Мама, сбросив платок, откинула голову на спинку стула.
— Устала? — участливо спросил Гурамишвили.
— Да, — ответила мама. — Мы ведь ехали из Сибири.
— Слышишь, Стэлла? — воскликнул Мираб. — Ленинград — где, Сибирь — где, Тбилиси — где… столько ехать!.. Шалва Христофорович твой знакомый? — спросил он маму.
— Нет. Его сын — друг моего мужа.
— Серго друг мужа? Твой муж моряк?
— Да, моряк.
— Про Серго в газете, в «Коммунисти», писали, с портретом. Герои! Наш старший, Гоги, тоже воюет.
— Гоги служит в минометных частях, — сказала девочка, — и прислал нам письмо с Кубани. Правда?
— Да, он в минометных частях и прислал нам письмо с Кубани, — как эхо, повторил ее толстый отец. — Где карточка, Маро? Дай сюда карточку.

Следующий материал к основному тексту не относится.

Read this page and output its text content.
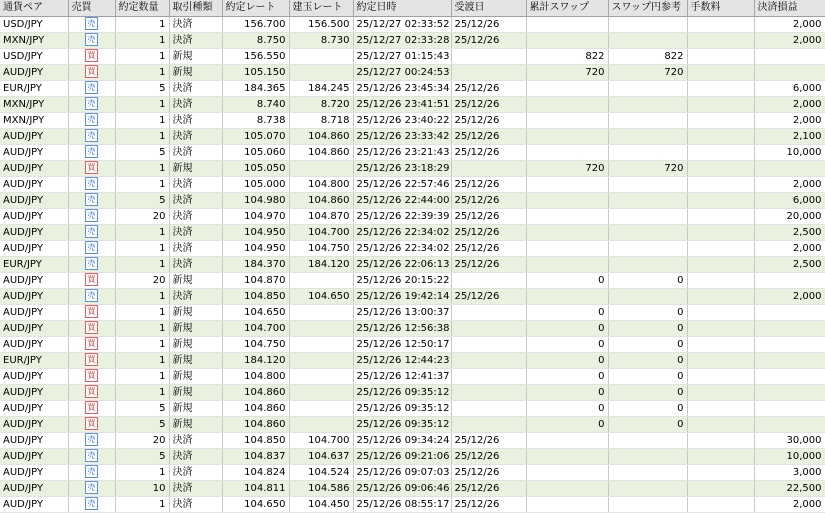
通貨ペア	売買	約定数量	取引種類	約定レート	建玉レート	約定日時	受渡日	累計スワップ	スワップ円参考	手数料	決済損益
USD/JPY	売	1	決済	156.700	156.500	25/12/27 02:33:52	25/12/26				2,000
MXN/JPY	売	1	決済	8.750	8.730	25/12/27 02:33:28	25/12/26				2,000
USD/JPY	買	1	新規	156.550		25/12/27 01:15:43		822	822		
AUD/JPY	買	1	新規	105.150		25/12/27 00:24:53		720	720		
EUR/JPY	売	5	決済	184.365	184.245	25/12/26 23:45:34	25/12/26				6,000
MXN/JPY	売	1	決済	8.740	8.720	25/12/26 23:41:51	25/12/26				2,000
MXN/JPY	売	1	決済	8.738	8.718	25/12/26 23:40:22	25/12/26				2,000
AUD/JPY	売	1	決済	105.070	104.860	25/12/26 23:33:42	25/12/26				2,100
AUD/JPY	売	5	決済	105.060	104.860	25/12/26 23:21:43	25/12/26				10,000
AUD/JPY	買	1	新規	105.050		25/12/26 23:18:29		720	720		
AUD/JPY	売	1	決済	105.000	104.800	25/12/26 22:57:46	25/12/26				2,000
AUD/JPY	売	5	決済	104.980	104.860	25/12/26 22:44:00	25/12/26				6,000
AUD/JPY	売	20	決済	104.970	104.870	25/12/26 22:39:39	25/12/26				20,000
AUD/JPY	売	1	決済	104.950	104.700	25/12/26 22:34:02	25/12/26				2,500
AUD/JPY	売	1	決済	104.950	104.750	25/12/26 22:34:02	25/12/26				2,000
EUR/JPY	売	1	決済	184.370	184.120	25/12/26 22:06:13	25/12/26				2,500
AUD/JPY	買	20	新規	104.870		25/12/26 20:15:22		0	0		
AUD/JPY	売	1	決済	104.850	104.650	25/12/26 19:42:14	25/12/26				2,000
AUD/JPY	買	1	新規	104.650		25/12/26 13:00:37		0	0		
AUD/JPY	買	1	新規	104.700		25/12/26 12:56:38		0	0		
AUD/JPY	買	1	新規	104.750		25/12/26 12:50:17		0	0		
EUR/JPY	買	1	新規	184.120		25/12/26 12:44:23		0	0		
AUD/JPY	買	1	新規	104.800		25/12/26 12:41:37		0	0		
AUD/JPY	買	1	新規	104.860		25/12/26 09:35:12		0	0		
AUD/JPY	買	5	新規	104.860		25/12/26 09:35:12		0	0		
AUD/JPY	買	5	新規	104.860		25/12/26 09:35:12		0	0		
AUD/JPY	売	20	決済	104.850	104.700	25/12/26 09:34:24	25/12/26				30,000
AUD/JPY	売	5	決済	104.837	104.637	25/12/26 09:21:06	25/12/26				10,000
AUD/JPY	売	1	決済	104.824	104.524	25/12/26 09:07:03	25/12/26				3,000
AUD/JPY	売	10	決済	104.811	104.586	25/12/26 09:06:46	25/12/26				22,500
AUD/JPY	売	1	決済	104.650	104.450	25/12/26 08:55:17	25/12/26				2,000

И он показал фотографию черноглазого паренька с небольшими усиками, в солдатской фуражке. Это был Гоги, брат Стэллы, минометчик.
— Он ушел на фронт, когда фашисты бомбили Тбилиси, — сказала Стэлла.

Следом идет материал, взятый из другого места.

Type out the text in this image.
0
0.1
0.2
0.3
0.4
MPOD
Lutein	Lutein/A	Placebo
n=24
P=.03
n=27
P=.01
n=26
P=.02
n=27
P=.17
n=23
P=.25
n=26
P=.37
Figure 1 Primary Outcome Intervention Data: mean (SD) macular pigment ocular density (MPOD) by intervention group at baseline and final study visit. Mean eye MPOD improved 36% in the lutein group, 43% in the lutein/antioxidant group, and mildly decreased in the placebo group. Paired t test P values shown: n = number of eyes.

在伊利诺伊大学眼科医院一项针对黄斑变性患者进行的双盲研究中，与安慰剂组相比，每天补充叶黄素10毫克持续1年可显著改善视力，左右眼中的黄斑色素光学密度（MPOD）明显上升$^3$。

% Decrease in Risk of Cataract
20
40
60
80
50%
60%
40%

— Да, они раза два или три нас бомбили, — подхватил Мираб, — но не причинили большого вреда. Они хотели прорваться к нам через перевалы и наступить Грузии прямо на сердце! Уй, проклятые! Забрались на горы! А наш Гоги сам просился поскорее на фронт. И он медаль получил… Да ты кушай, дорогая! И ты кушай, мальчик. Тебя как зовут?.. Никита? Кушай, Никито, кушай!
Как хорошо было тут, в теплой, светлой комнате, после холодных, темных поездов!
Пока я с удовольствием ел, Стэлла продолжала меня разглядывать, хотя делала вид, что пишет. А Гурамишвили все угощал и требовал, чтобы все было съедено. Он открыл шкаф, достал два больших апельсина, ловко взрезал их острым ножичком и положил перед нами, словно два оранжевых цветка с распустившимися лепестками.
Стэлла спросила меня:
— Тебе сколько лет?
— Тринадцать.
— Не-ет! — протянула она удивленно. — Я думала, больше. Ленинград красивый город? Я читала у Гоголя «Невский проспект», у Пушкина «Медный всадник».
Я принялся рассказывать ей о Ленинграде, и она часто восклицала: «Не-ет!» Сначала я думал, что она мне не верит, но вскоре понял, что она говорит свое «не-ет», когда чему-нибудь удивляется. Она училась в шестом классе и показала мне свои тетради, где все было написано незнакомыми буквами — по-грузински. И она даже написала по-грузински «Никита», и я должен был ей поверить на слово, что написано именно «Никита», а не что-нибудь другое.
Потом нам с мамой постелили на большом диване, прикрытом ковром, на котором, наверное, всегда спали хозяева, так как они легли на пол. Мираб назвал широкий низкий диван «тахтой». И как мама ни протестовала, и он и его жена настояли, чтобы мы воспользовались их гостеприимством.
Глава пятая
ДОМ ПОД ГОРОЙ ДАВИДА
Когда мы проснулись, в раскрытое окно ярко светило солнце и солнечные зайчики бегали по стенам. Было тепло, и не верилось, что на дворе — зима. Стэлла, заплетая косы, болтала без устали, и казалось — заставить ее помолчать невозможно.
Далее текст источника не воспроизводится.